Que de choses encore je n'énumère pas n'ayant ni l'intention ni la prétention de dresser ici un inventaire complet de toutes les richesses scientifiques accumulées dans ce « Laboratoire ». Quelques pièces assez importantes méritent cependant de retenir un moment notre attention, soit par leur rareté, soit par la tournure intéressante que M. Fabre a su leur donner.

Je citerai, par exemple, le groupe des deux scorpions jaunes le scorpion languedocien, un des habitants particuliers de la région, dont j'ai pu moi-même recueillir quelques individus et qu'il faut manier avec une certaine prudence à cause du danger assez sérieux que présente sa piqûre.
De fait, sans être mortel pour l'homme, le venin du scorpion languedocien produit chez l'être humain un engourdissement musculaire, une impotence motrice qui l'immobilise pendant un certain temps. Cet effet est assez identique à celui du curare, avec cette différence toutefois que le venin du scorpion n'a heureusement pas assez de toxicité pour agir sur les muscles du cœur et les arrêter comme le fait le curare.

M. Fabre a disposé son groupe des deux scorpions dans la position spéciale où ils se placent pour s'entretuer dos à dos, tête contre tête, thorax et pattes antérieures fixés contre le sol ; ils ont le corps relevé en demi-cercle sur la face dorsale, de façon que les dards situés à l'extrémité de la queue se rencontrent à six ou sept centimètres au-dessus du sol. C'est d'ailleurs la position que prend toujours le scorpion pour attaquer ou se défendre, ainsi que pour tuer sa proie. La saisissant avec ses deux pinces, les pattes thoraciques restant appliquées sur le sol, l'animal relève la queue sur son dos et d'un coup sec, saccadé, frappe la victime qu'il a choisie.

Non loin de là, dans un large tube de verre, vous pouvez voir quelques boules sèches, de couleur gris-verdâtre, au centre desquelles se dessine un point blanc. Que peut bien être cette peu appétissante boulette ? C'est une cachette, et en même temps un grenier d'abondance, que le sagace scarabée doré a confectionné, en roulant entres ses pattes les excréments frais qui constellent la prairie ou la route et en enfermant au centre de la boule un œuf qui se trouvera ainsi à l'abri du froid et du bec des oiseaux et plus tard de la faim, quand de cet œuf sortira une larve. Quelle étonnante perspicacité quel merveilleux instinct Et à contempler toutes ces manifestations de la prévoyante Nature, comment douter de l'existence d'un Créateur et d'un Régulateur de toutes ces industries ?

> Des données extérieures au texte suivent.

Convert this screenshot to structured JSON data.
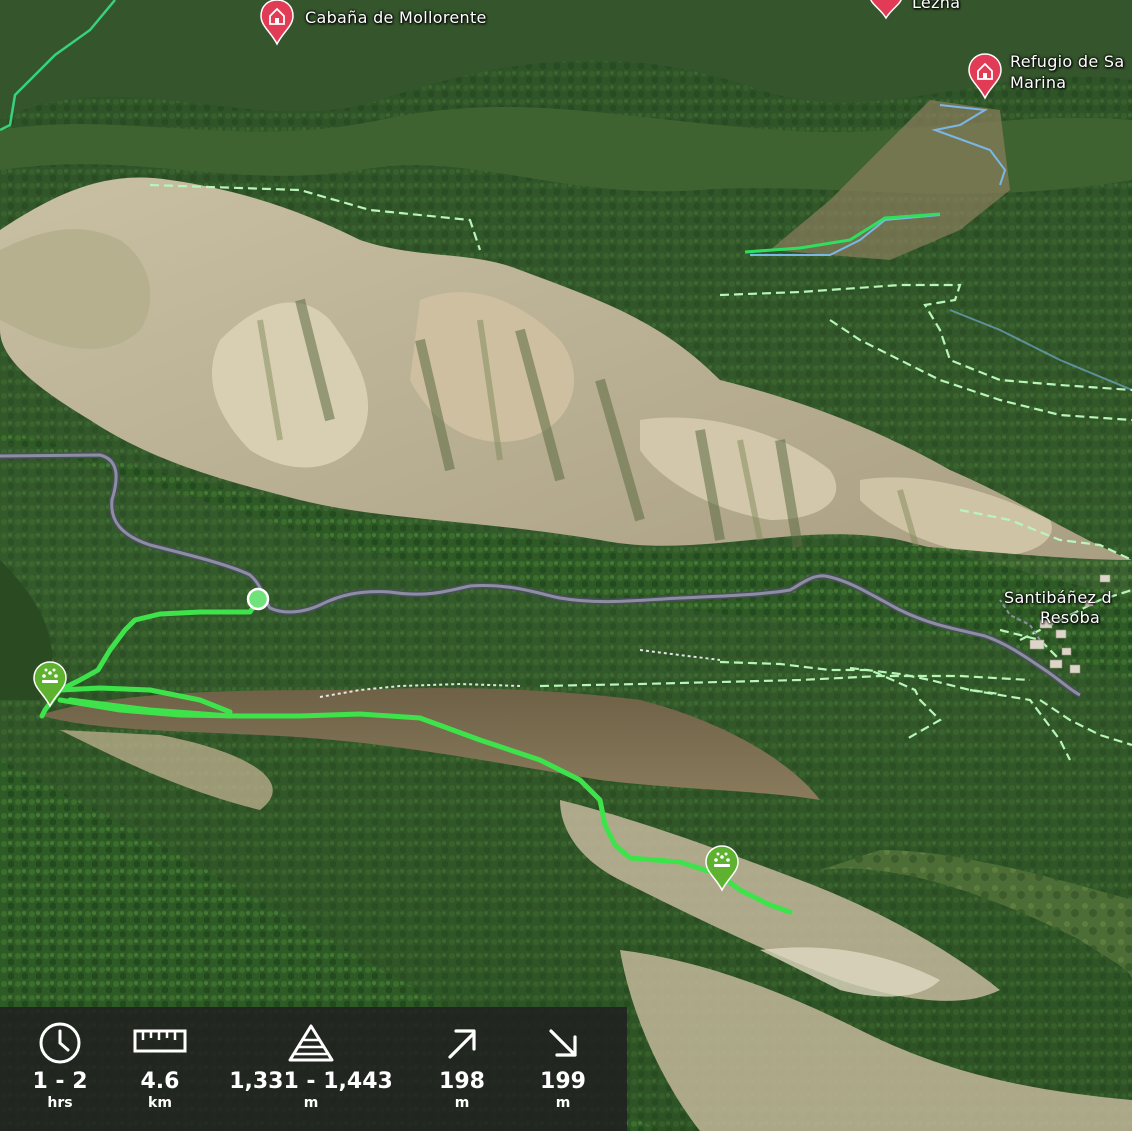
{
  "map": {
    "pois": [
      {
        "label_lines": [
          "Cabaña de Mollorente"
        ],
        "icon": "mountain-hut-icon"
      },
      {
        "label_lines": [
          "Lezna"
        ],
        "icon": "mountain-hut-icon"
      },
      {
        "label_lines": [
          "Refugio de Sa",
          "Marina"
        ],
        "icon": "mountain-hut-icon"
      }
    ],
    "village_label_lines": [
      "Santibáñez d",
      "Resoba"
    ],
    "waypoint_icons": [
      "start-waypoint-pin",
      "viewpoint-marker-icon",
      "viewpoint-marker-icon"
    ],
    "colors": {
      "track": "#3ee24a",
      "road": "#6d7182",
      "trail": "#b8f5b8",
      "hut_pin": "#e23b55",
      "stream": "#7ab6e6"
    }
  },
  "stats": {
    "duration": {
      "icon": "clock-icon",
      "value": "1 - 2",
      "unit": "hrs"
    },
    "distance": {
      "icon": "ruler-icon",
      "value": "4.6",
      "unit": "km"
    },
    "elevation_range": {
      "icon": "elevation-triangle-icon",
      "value": "1,331 - 1,443",
      "unit": "m"
    },
    "ascent": {
      "icon": "arrow-up-right-icon",
      "value": "198",
      "unit": "m"
    },
    "descent": {
      "icon": "arrow-down-right-icon",
      "value": "199",
      "unit": "m"
    }
  }
}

L'avant-propos écrit par Claude Bernard en tête de ses Leçons sur la Physiologie et la Pathologie du système nerveux commence par les lignes suivantes « Dans leur développement, les sciences présentent toujours deux côtés à considérer l'invention ou la découverte de faits nouveaux et la critique ou la coordination des connaissances acquises. Parmi les hommes qui cultivent chaque science, les uns se proposent pour but d'en porter plus loin les limites, en y introduisant des notions nouvelles; les autres s'attachent plus particulièrement à critiquer les découvertes des premiers dans leurs rapports avec les idées actuelles. »

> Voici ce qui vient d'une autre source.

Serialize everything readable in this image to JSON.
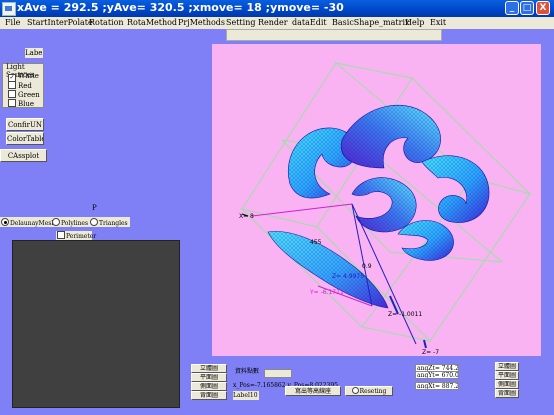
{
  "window": {
    "title": "xAve = 292.5 ;yAve= 320.5 ;xmove= 18 ;ymove= -30",
    "minimize": "_",
    "maximize": "□",
    "close": "X"
  },
  "menu": [
    "File",
    "StartInterPolate",
    "Rotation",
    "RotaMethod",
    "PrjMethods",
    "Setting",
    "Render",
    "dataEdit",
    "BasicShape_matrix",
    "Help",
    "Exit"
  ],
  "left_panel": {
    "label5": "Label5",
    "light_sources": {
      "title": "Light Sources",
      "items": [
        {
          "label": "White",
          "checked": true
        },
        {
          "label": "Red",
          "checked": false
        },
        {
          "label": "Green",
          "checked": false
        },
        {
          "label": "Blue",
          "checked": false
        }
      ]
    },
    "buttons": {
      "confirm": "ConfirUN",
      "color_table": "ColorTable",
      "cassplot": "CAssplot"
    },
    "p_label": "P",
    "radios": [
      {
        "label": "DelaunayMesh",
        "selected": true
      },
      {
        "label": "Polylines",
        "selected": false
      },
      {
        "label": "Triangles",
        "selected": false
      }
    ],
    "perimeter": {
      "label": "Perimeter",
      "checked": false
    }
  },
  "plot": {
    "labels": {
      "x_axis": "X= 8",
      "z1": "Z= 4.9975",
      "z_neg": "Z= -1.0011",
      "z_bottom": "Z= -7",
      "y_label": "Y= -6.1711",
      "mid_a": "455",
      "mid_b": "0.9"
    },
    "colors": {
      "background": "#f9b3f3",
      "frame": "#9be0a0",
      "surface_light": "#45e3ff",
      "surface_dark": "#3b25d8",
      "axis_blue": "#2020c0",
      "axis_magenta": "#d020d0"
    }
  },
  "bottom": {
    "left_buttons": [
      "立體圖",
      "平面圖",
      "側面圖",
      "背面圖"
    ],
    "label_data": "資料點數",
    "label_data_value": "",
    "pos_text": "x_Pos=-7.165862 y_Pos=8.022395",
    "label10": "Label10",
    "export_btn": "寫出等高線座",
    "reset_btn": "Reseting",
    "ang_boxes": [
      "angZt= 744.201",
      "angYt= 670.055",
      "angXt= 887.284"
    ],
    "right_buttons": [
      "立體圖",
      "平面圖",
      "側面圖",
      "背面圖"
    ]
  }
}
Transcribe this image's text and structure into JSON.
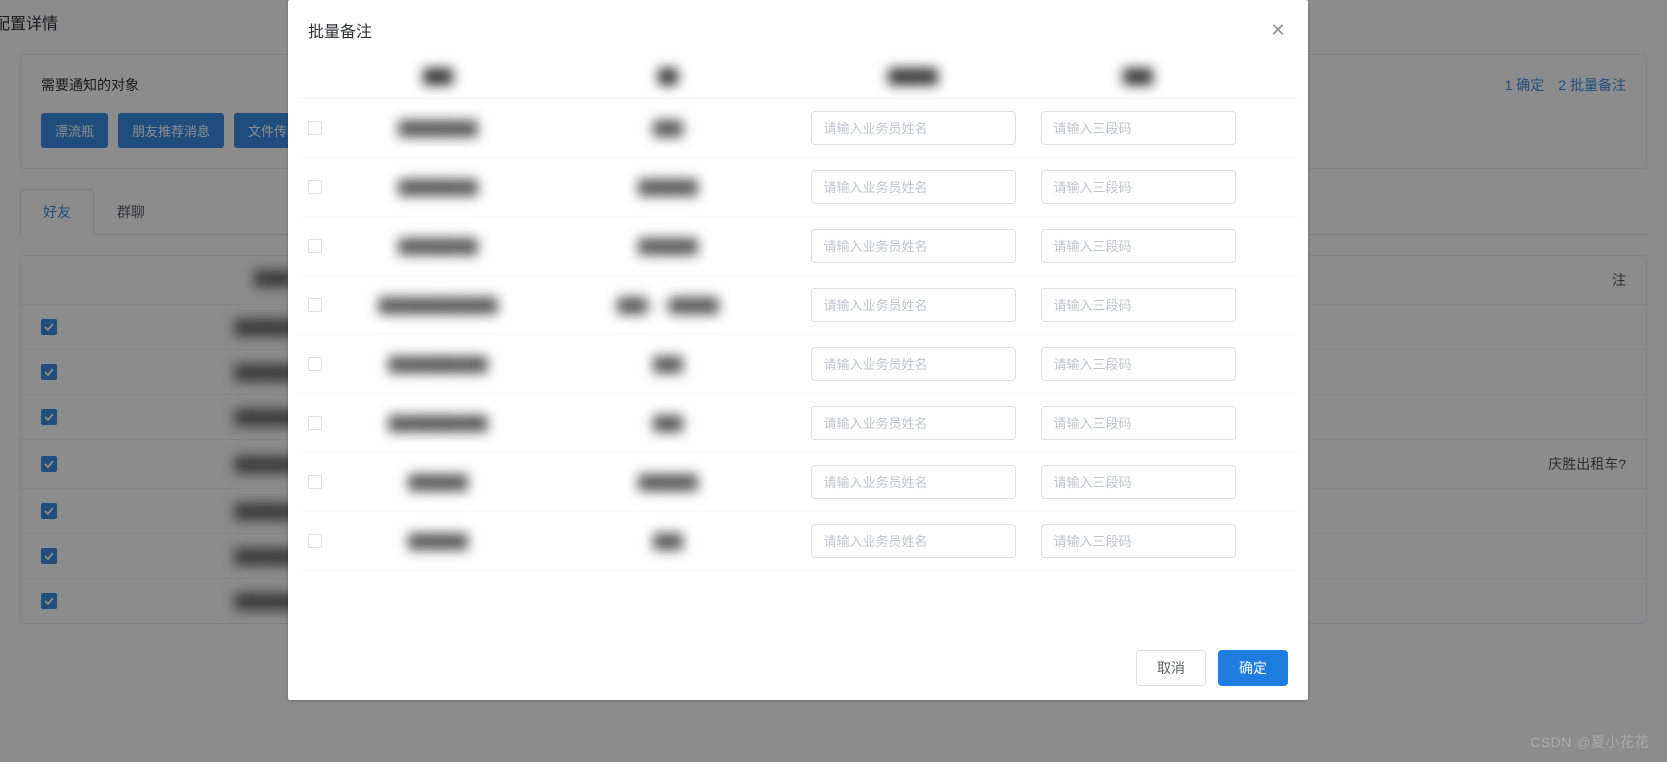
{
  "page": {
    "title": "配置详情",
    "section_label": "需要通知的对象",
    "actions": {
      "confirm": "1 确定",
      "batch": "2 批量备注"
    },
    "tags": [
      "漂流瓶",
      "朋友推荐消息",
      "文件传输"
    ],
    "tabs": {
      "friends": "好友",
      "groups": "群聊"
    },
    "bg_col_remark": "注",
    "bg_last_cell": "庆胜出租车?",
    "bg_rows": 7
  },
  "modal": {
    "title": "批量备注",
    "headers": {
      "c1": "███",
      "c2": "██",
      "c3": "█████",
      "c4": "███"
    },
    "placeholder_agent": "请输入业务员姓名",
    "placeholder_code": "请输入三段码",
    "rows": [
      {
        "c1": "████████",
        "c2": "███"
      },
      {
        "c1": "████████",
        "c2": "██████"
      },
      {
        "c1": "████████",
        "c2": "██████"
      },
      {
        "c1": "████████████",
        "c2": "███ — █████"
      },
      {
        "c1": "██████████",
        "c2": "███"
      },
      {
        "c1": "██████████",
        "c2": "███"
      },
      {
        "c1": "██████",
        "c2": "██████"
      },
      {
        "c1": "██████",
        "c2": "███"
      }
    ],
    "cancel": "取消",
    "confirm": "确定"
  },
  "watermark": "CSDN @夏小花花"
}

M. J.-H. Fabre fut un de ces pionniers dont parle l'illustre Professeur du Collège de France. Par un travail considérable et incessant pendant plus de cinquante ans, il a su donner à l'étude des insectes un développement, une impulsion et une précision jusqu'alors inconnus, en même temps que, par ses descriptions pleines d'humour, il a rendu cette étude captivante pour tous, en la présentant sous un jour des plus attrayants.

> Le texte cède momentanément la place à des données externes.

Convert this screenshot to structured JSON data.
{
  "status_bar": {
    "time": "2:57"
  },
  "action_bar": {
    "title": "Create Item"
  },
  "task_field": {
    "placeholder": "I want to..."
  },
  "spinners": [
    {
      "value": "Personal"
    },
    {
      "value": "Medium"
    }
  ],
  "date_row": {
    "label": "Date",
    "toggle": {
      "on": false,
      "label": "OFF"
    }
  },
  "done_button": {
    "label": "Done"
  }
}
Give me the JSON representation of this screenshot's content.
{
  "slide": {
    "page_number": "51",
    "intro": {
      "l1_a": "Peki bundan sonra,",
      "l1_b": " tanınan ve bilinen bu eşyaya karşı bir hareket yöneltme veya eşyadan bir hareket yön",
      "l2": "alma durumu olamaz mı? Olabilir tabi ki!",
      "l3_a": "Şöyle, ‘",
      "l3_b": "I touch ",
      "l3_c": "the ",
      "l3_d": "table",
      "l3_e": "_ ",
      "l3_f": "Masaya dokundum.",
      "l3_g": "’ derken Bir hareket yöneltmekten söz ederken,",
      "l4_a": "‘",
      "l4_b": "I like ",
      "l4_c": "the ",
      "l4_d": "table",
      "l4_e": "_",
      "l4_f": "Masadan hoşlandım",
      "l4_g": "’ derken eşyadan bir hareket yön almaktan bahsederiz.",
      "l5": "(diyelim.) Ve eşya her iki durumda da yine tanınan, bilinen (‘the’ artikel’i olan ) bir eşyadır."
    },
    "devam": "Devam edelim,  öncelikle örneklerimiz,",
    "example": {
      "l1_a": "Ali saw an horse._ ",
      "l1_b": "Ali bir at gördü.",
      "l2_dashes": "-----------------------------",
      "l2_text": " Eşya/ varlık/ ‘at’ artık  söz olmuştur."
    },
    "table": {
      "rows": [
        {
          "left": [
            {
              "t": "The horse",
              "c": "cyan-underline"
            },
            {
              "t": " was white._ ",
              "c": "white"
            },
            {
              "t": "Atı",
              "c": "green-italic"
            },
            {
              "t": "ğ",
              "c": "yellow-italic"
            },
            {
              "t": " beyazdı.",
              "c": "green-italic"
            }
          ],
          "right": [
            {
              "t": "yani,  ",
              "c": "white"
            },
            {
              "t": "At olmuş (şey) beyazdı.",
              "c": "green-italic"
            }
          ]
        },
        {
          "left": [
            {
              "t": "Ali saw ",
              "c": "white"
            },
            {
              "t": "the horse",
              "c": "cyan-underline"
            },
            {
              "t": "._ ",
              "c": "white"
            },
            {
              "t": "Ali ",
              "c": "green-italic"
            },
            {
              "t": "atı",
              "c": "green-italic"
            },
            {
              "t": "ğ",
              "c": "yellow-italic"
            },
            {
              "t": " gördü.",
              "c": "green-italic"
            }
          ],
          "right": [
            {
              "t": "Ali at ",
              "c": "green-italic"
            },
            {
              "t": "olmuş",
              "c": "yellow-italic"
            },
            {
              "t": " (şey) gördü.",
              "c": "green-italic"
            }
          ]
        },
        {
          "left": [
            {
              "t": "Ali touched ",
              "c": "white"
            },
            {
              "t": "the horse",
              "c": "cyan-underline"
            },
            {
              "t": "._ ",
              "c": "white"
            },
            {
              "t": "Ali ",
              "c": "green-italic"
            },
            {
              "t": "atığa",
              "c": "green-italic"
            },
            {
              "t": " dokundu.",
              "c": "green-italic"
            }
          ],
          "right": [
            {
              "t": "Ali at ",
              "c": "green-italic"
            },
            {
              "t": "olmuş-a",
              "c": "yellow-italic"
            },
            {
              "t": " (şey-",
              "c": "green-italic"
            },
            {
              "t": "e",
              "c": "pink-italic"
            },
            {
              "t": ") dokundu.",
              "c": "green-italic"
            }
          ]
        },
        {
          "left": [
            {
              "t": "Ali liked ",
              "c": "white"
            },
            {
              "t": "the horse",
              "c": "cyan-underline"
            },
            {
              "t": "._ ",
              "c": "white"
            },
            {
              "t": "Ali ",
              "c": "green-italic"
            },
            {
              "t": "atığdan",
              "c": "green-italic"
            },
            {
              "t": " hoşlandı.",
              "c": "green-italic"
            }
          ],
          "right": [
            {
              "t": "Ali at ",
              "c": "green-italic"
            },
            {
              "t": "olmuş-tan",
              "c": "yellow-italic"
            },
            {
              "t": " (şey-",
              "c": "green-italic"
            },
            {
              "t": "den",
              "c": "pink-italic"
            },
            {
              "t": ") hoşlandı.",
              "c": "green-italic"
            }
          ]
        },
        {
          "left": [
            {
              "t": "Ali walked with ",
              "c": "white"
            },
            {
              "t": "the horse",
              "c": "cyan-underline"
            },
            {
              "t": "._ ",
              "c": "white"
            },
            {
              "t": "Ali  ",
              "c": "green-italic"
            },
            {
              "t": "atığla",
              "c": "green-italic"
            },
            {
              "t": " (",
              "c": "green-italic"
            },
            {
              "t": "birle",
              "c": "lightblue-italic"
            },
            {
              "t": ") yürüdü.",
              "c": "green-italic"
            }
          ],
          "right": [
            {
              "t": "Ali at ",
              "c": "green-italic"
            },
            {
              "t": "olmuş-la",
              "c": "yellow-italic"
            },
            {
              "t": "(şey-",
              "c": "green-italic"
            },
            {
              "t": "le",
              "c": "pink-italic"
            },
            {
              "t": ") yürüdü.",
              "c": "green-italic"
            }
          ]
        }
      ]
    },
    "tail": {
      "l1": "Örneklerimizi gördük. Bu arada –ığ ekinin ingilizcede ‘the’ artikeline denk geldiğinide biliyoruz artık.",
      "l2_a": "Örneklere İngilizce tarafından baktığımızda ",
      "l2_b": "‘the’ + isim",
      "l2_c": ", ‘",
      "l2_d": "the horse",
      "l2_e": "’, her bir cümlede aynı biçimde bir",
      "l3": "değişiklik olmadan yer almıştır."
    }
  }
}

Ne soyons donc pas surpris des honneurs qui arrivent un peu tardivement peut-être à l'illustre vieillard de Sérignan et surtout réjouissons-nous que ce soit notre sol français qui ait donné naissance à cette grande gloire contemporaine, maintenant mondiale.

Dr Biot,
Membre titulaire.
Présenté à la séance du 6 novembre 1913
Annales de l'Académie de Mâcon : société des arts, sciences, belles-lettres et d'agriculture.